A female client with a tumor on the posterior pituitary gland is taking cabergoline 0.25 mg by mouth twice weekly. The nurse should monitor for which of the following therapeutic outcomes? 1. Normal serum calcium levels 2. Reduced number of hot flashes per day 3. Lowering of blood pressure 4. Relief from inappropriate lactation

4. Relief from inappropriate lactation The primary purpose of the cabergoline is to reduce or eliminate lactation related to hyperprolactinemia. The drug has no effect on calcium levels. Hot flashes are a side effect of the drug. Hypotension is a common side effect.
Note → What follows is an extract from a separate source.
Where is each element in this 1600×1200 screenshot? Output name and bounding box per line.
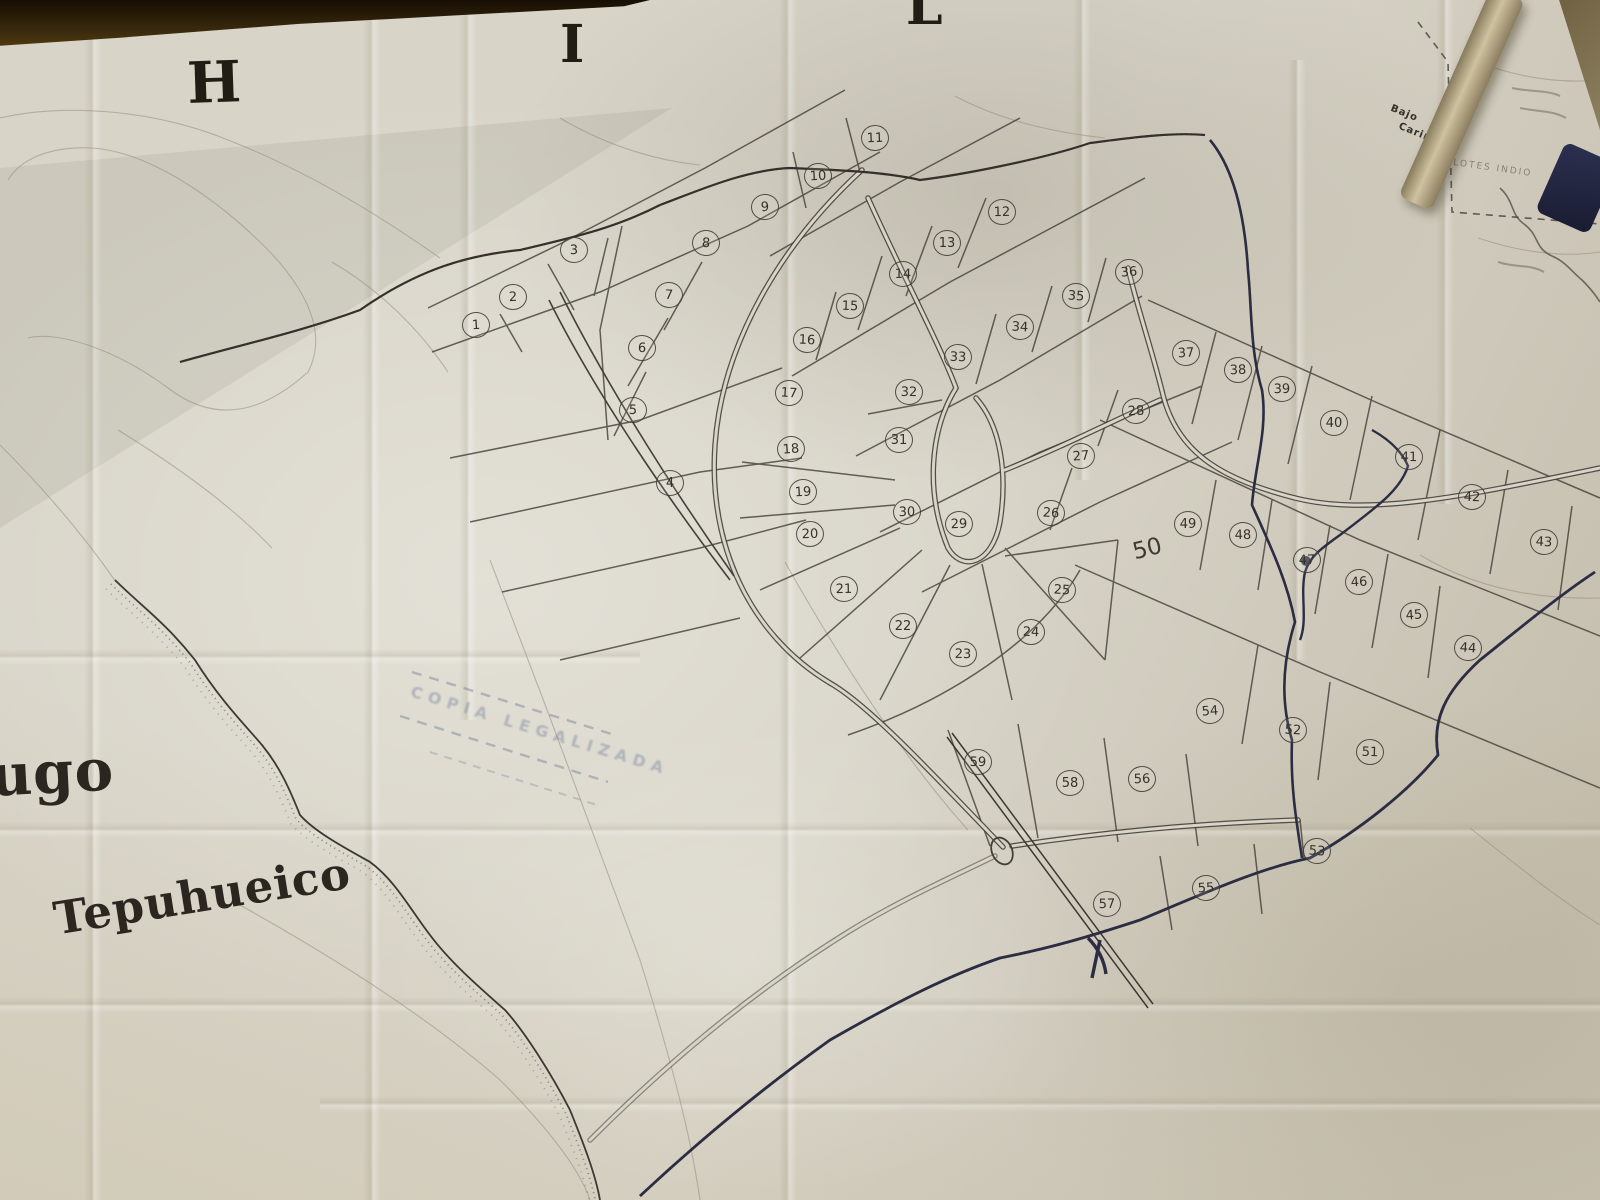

The nurse notes that a patient who has cancer is prescribed octreotide. What is the rationale for prescribing this medication? 1. The patient has hypokalemia. 2. The patient has hyponatremia. 3. The patient has hypoglycemia. 4. The patient has orthostatic hypotension.

4. The patient has orthostatic hypotension. Octreotide is prescribed for carcinoid crisis. It also alleviates potentially life-threatening hypotension, so the patient probably has orthostatic hypotension. Octreotide does not affect potassium levels, so the patient cannot have hypokalemia. Octreotide does not cause loss of sodium ions, so there is no risk of hyponatremia. Octreotide causes hypoglycemia only if the patient is diabetic.